Luís Santos-Pinto (University of Lausanne)

Local

Room -1.26 EEG & Online

Date

Start12.04.2023 13:15End12.04.2023 14:15

Event summary

Bio:

Luís Santos-Pinto is a Professor of Economics at HEC Lausanne, the Faculty of Business and Economics of the University of Lausanne. He holds a PhD in Economics from University of California, San Diego. Prior to joining the University of Lausanne in 2008, he worked at Nova School of Business & Economics from 2004 to 2008. His main area of research is applied microeconomic theory. He investigates the links between information, cognition, judgment, and economic behavior. He studies the implications of behavioral biases like overconfidence and optimism in terms of individual decision making, the design of incentives in organizations, market outcomes, and welfare.

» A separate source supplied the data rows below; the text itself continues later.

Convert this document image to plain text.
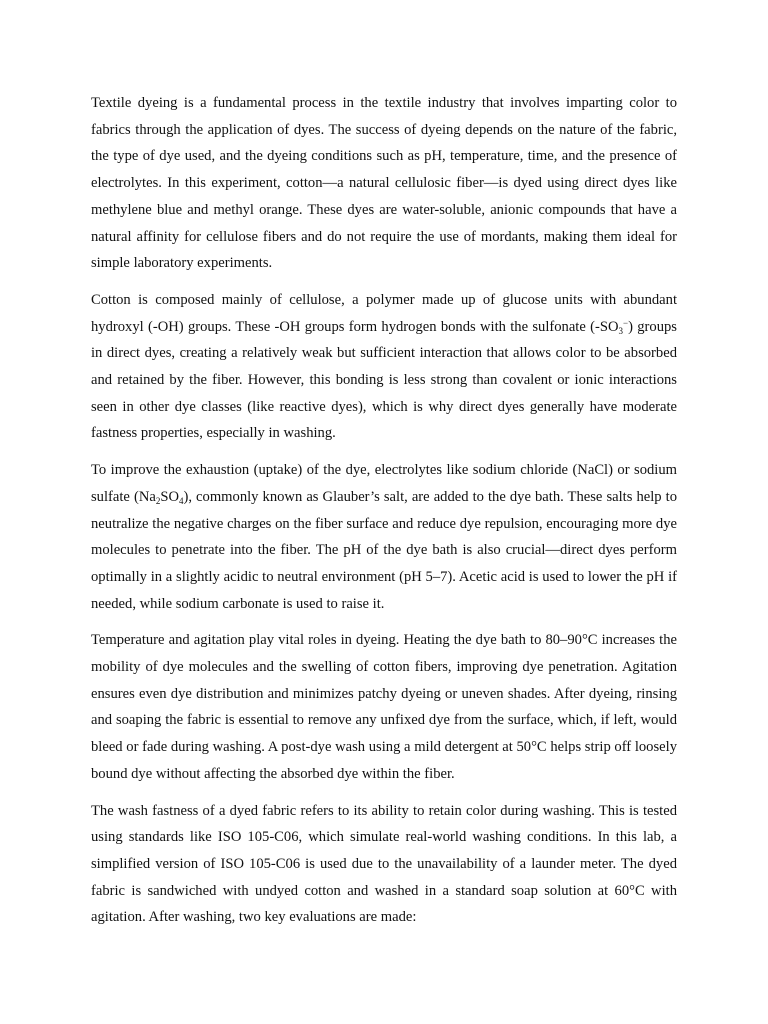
Textile dyeing is a fundamental process in the textile industry that involves imparting color to fabrics through the application of dyes. The success of dyeing depends on the nature of the fabric, the type of dye used, and the dyeing conditions such as pH, temperature, time, and the presence of electrolytes. In this experiment, cotton—a natural cellulosic fiber—is dyed using direct dyes like methylene blue and methyl orange. These dyes are water-soluble, anionic compounds that have a natural affinity for cellulose fibers and do not require the use of mordants, making them ideal for simple laboratory experiments.

Cotton is composed mainly of cellulose, a polymer made up of glucose units with abundant hydroxyl (-OH) groups. These -OH groups form hydrogen bonds with the sulfonate $(-SO_3^-)$ groups in direct dyes, creating a relatively weak but sufficient interaction that allows color to be absorbed and retained by the fiber. However, this bonding is less strong than covalent or ionic interactions seen in other dye classes (like reactive dyes), which is why direct dyes generally have moderate fastness properties, especially in washing.

To improve the exhaustion (uptake) of the dye, electrolytes like sodium chloride (NaCl) or sodium sulfate $(Na_2SO_4)$, commonly known as Glauber’s salt, are added to the dye bath. These salts help to neutralize the negative charges on the fiber surface and reduce dye repulsion, encouraging more dye molecules to penetrate into the fiber. The pH of the dye bath is also crucial—direct dyes perform optimally in a slightly acidic to neutral environment (pH 5–7). Acetic acid is used to lower the pH if needed, while sodium carbonate is used to raise it.

Temperature and agitation play vital roles in dyeing. Heating the dye bath to 80–90°C increases the mobility of dye molecules and the swelling of cotton fibers, improving dye penetration. Agitation ensures even dye distribution and minimizes patchy dyeing or uneven shades. After dyeing, rinsing and soaping the fabric is essential to remove any unfixed dye from the surface, which, if left, would bleed or fade during washing. A post-dye wash using a mild detergent at 50°C helps strip off loosely bound dye without affecting the absorbed dye within the fiber.

The wash fastness of a dyed fabric refers to its ability to retain color during washing. This is tested using standards like ISO 105-C06, which simulate real-world washing conditions. In this lab, a simplified version of ISO 105-C06 is used due to the unavailability of a launder meter. The dyed fabric is sandwiched with undyed cotton and washed in a standard soap solution at 60°C with agitation. After washing, two key evaluations are made:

He uses laboratory and field experiments to study the existence and consequences of these biases for economic decisions. His research spans over the areas of applied microeconomic theory, behavioral, experimental, and labor economics. His work is published in American Economic Review, Journal of Labor Economics, The Economic Journal, International Economic Review,  European Economic Review, Journal of Economic Behavior and Organization, Journal of Risk and Uncertainty, International Journal of Game Theory, International Journal of Industrial Organization, Theory and Decision, and Games. He teaches courses at the BA, MA, Executive MBA, and PhD levels. He teaches a variety of courses including Behavioral Economics, Game Theory, Industrial Organization, and The Economics of Asymmetric Information.

Abstract:

Teamwork has become increasingly important in modern organizations and the labor market. Yet, little is known about the role of self-confidence in teamwork. In this paper, we present evidence from a laboratory experiment using a team real effort task. Effort and ability are complements and there are synergies between teammates’ efforts. We exogenously manipulate subjects’ self-confidence about their ability using easy and hard general knowledge quizzes. We find that overconfidence leads to more effort, less free riding, and higher team revenue. These findings suggest that organizations could improve team performance by hiring overconfident workers.